With 10-year Bunds at 1.5% and 10-year Treasuries at 2%, who is going to argue with a 7% coupon?

Going back 10 years, the single most significant problem ahead of all others that drove us into the credit crisis was the search for yield and, not to be underestimated, the competition by financial institutions not to underperform the opposition. It is amazing how markets can talk themselves into rationalising the irrational, so long as the returns look to be “superior”.

As with most exotic products – and I rate CoCos as being highly exotic – the early entrants will probably make out like bandits but as issuance increases and as the universe of investors broadens, so returns will fall, documentation will become more sloppy and permissive and ’ere long we will have the CoCo equivalent of “cov-lite” knocking at the door.

I RECALL A conversation I had some years ago with a major Frankfurt money manager when he pleaded with me for us, the investment banks, to push for tighter protective covenants on corporate bond documentation. I explained to him that it was up to the lenders to stand up for themselves – investment banks receive their fees from the borrowers, not the lenders – but as the only sanction open to investors was not to buy a bond and unless all buyers went on strike together, nothing ever happened. As the mad scramble to get allocations in bonds that would eventually enter the indices took priority, covenant-related doubts were soon forgotten.

The irrational rationalisation for CoCos is of course that we are just exiting a credit crisis, that the regulatory authorities are extremely vigilant, that the boards of banks and insurers are scared stiff of excessive risk and that therefore the risk of the trigger point being hit is as good as non-existent. In other words, CoCos are money for old rope.
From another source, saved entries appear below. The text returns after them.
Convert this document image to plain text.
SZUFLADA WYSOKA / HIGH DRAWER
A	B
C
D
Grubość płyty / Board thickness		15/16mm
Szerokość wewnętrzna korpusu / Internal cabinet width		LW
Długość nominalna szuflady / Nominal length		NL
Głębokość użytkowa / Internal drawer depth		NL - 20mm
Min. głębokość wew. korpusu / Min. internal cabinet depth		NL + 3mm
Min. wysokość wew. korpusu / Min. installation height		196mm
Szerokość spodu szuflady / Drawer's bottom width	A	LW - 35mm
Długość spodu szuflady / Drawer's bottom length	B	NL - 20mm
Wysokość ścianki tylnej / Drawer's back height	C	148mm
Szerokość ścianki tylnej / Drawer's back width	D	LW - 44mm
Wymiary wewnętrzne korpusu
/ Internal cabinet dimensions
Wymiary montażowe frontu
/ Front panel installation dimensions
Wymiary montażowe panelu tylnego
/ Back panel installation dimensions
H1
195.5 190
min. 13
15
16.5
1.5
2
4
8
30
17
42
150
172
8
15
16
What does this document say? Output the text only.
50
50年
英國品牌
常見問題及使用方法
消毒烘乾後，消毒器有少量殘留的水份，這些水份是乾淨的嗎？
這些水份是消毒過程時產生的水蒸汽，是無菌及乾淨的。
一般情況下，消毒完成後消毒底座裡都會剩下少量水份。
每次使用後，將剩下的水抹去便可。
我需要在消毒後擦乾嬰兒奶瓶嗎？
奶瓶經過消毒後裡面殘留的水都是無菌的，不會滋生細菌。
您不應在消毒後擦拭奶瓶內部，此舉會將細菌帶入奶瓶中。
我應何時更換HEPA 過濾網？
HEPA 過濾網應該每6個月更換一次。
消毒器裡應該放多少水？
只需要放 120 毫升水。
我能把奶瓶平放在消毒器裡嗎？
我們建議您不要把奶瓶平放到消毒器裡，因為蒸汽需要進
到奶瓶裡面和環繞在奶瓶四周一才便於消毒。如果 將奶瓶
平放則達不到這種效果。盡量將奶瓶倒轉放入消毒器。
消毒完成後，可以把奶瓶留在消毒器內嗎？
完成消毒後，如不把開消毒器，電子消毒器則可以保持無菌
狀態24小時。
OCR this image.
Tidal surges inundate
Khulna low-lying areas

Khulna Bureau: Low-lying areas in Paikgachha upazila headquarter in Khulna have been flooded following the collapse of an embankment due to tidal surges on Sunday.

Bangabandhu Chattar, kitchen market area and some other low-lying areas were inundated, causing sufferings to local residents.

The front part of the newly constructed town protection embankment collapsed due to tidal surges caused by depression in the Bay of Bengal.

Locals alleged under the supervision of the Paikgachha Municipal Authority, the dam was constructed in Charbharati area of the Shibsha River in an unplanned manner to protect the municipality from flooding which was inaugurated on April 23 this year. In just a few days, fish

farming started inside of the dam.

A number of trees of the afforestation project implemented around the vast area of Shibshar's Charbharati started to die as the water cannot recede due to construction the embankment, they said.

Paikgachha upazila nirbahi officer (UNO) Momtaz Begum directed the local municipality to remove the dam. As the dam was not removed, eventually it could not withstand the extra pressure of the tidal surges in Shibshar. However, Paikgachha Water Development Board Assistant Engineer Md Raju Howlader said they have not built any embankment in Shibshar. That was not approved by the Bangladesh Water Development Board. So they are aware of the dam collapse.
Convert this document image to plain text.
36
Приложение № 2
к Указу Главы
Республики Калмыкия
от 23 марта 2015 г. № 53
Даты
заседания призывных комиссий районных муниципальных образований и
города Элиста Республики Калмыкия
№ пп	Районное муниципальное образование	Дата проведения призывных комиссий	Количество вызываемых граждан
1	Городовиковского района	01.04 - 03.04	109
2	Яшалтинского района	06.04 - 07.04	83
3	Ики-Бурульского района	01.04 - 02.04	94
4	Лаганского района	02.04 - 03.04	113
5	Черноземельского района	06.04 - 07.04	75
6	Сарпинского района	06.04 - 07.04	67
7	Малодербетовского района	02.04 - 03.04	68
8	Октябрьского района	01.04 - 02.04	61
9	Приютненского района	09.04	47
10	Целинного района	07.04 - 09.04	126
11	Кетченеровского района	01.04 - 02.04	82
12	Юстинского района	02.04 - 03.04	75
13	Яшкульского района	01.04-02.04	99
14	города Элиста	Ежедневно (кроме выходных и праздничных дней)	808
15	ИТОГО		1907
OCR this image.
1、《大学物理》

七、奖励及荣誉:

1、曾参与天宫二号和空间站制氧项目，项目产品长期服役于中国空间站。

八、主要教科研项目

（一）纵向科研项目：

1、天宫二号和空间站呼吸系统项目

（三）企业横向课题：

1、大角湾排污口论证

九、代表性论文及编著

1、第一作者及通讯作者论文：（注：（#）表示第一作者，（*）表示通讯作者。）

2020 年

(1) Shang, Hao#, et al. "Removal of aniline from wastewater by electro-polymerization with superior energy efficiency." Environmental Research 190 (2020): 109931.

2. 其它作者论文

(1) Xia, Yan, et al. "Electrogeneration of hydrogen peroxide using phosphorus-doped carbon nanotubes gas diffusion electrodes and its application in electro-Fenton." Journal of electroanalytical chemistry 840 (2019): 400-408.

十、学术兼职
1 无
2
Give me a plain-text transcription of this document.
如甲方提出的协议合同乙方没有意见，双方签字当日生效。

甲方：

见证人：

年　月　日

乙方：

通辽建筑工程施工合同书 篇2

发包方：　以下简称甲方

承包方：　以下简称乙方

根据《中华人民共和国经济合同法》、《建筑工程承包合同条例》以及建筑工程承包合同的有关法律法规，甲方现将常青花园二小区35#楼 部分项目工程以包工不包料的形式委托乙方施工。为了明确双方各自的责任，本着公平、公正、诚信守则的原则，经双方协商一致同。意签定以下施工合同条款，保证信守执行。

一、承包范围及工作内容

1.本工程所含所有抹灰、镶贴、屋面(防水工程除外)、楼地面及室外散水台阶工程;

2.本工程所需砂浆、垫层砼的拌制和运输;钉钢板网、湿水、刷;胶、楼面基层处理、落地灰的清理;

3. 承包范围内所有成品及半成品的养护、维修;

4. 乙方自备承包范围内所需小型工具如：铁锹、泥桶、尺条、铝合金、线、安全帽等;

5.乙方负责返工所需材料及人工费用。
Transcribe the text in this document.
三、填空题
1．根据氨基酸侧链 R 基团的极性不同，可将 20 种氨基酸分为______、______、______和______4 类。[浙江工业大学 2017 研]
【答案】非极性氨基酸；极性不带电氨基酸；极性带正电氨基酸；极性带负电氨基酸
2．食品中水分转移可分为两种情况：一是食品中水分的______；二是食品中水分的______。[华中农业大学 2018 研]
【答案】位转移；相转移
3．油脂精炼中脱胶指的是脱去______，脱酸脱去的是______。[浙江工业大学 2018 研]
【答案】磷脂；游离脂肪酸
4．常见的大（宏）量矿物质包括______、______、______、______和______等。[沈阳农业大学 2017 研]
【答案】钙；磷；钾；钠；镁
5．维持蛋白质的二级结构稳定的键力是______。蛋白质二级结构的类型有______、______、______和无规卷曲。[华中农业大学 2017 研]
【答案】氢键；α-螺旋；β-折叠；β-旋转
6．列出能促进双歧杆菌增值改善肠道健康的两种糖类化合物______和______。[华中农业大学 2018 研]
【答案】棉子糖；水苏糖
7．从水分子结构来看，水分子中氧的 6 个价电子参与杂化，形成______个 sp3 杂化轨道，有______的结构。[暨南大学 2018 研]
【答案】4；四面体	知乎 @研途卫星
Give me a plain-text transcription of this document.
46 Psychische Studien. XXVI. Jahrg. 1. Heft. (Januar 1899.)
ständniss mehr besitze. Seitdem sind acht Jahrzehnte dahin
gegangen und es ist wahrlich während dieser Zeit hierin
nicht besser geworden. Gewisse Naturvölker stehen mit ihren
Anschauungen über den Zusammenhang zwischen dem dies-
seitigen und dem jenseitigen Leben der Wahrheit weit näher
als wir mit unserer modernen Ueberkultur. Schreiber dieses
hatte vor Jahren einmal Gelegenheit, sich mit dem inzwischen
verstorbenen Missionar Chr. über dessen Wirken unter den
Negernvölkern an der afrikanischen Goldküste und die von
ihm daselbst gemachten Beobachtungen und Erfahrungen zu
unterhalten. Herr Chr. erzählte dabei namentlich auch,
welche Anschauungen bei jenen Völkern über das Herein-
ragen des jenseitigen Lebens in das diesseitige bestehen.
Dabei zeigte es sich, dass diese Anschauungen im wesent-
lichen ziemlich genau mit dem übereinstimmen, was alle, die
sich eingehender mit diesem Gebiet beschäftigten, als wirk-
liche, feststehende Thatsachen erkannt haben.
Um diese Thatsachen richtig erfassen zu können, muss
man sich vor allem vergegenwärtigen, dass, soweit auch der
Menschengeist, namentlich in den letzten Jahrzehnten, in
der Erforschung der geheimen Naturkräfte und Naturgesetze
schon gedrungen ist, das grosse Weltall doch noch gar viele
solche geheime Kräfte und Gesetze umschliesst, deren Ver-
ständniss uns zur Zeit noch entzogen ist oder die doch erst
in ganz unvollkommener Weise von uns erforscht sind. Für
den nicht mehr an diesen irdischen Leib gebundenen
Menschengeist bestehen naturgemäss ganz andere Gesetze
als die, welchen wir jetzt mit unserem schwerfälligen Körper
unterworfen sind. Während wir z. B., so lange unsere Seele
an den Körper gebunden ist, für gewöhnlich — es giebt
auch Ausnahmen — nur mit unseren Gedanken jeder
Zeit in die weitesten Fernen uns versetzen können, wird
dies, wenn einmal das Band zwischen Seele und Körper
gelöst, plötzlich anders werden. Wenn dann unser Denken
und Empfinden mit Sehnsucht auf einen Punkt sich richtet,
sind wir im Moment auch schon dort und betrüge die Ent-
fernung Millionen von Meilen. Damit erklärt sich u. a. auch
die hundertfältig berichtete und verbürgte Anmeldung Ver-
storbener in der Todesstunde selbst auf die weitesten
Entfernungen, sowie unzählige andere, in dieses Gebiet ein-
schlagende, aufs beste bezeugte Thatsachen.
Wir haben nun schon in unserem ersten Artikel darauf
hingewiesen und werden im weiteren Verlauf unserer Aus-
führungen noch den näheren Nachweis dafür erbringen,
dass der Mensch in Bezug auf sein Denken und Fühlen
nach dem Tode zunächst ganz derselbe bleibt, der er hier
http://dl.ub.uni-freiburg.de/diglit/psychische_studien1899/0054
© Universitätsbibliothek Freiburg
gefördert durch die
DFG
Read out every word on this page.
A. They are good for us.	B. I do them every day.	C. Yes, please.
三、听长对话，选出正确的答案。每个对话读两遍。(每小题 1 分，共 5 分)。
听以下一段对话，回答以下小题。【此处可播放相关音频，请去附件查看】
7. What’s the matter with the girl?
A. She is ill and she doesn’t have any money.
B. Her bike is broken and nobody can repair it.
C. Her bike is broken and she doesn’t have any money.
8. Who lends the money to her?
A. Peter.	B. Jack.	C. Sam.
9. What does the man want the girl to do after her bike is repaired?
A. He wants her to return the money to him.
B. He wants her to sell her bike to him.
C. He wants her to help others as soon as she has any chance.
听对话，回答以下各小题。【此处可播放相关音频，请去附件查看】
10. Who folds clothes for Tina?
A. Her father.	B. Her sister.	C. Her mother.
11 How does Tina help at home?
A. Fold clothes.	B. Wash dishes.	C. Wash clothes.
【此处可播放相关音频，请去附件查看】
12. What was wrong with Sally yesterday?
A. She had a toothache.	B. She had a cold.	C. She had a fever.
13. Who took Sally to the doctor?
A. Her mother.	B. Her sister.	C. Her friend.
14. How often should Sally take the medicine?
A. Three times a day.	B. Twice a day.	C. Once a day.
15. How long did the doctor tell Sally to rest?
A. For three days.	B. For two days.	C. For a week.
To a certain extent I cannot disagree. Nevertheless, I have little doubt that sooner or later there will be issues out there that shouldn’t be and that folks who shouldn’t be investing in the asset will be sucked into buying. Never forget the man who fell off the Empire State Building and while sailing down past the second floor window thought to himself “So far, so good…”

Borrowing, lending and owning shares in a company are processes as old as civilised society. They have existed for eons and have developed over centuries. The near-collapse of the financial system five years ago had nothing to do with the weakness of the products but of the people who bought, sold and regulated them.

The introduction of a new asset class that defies the basic rules of lending, redefines the rights of lenders and the duty of borrowers and permits loans not to be repaid without triggering a default, should be treated with enormous suspicion. However, with 10-year Bunds at 1.50% and 10-year Treasuries at 2.00%, who is going to hang around long enough to argue with a 7% coupon?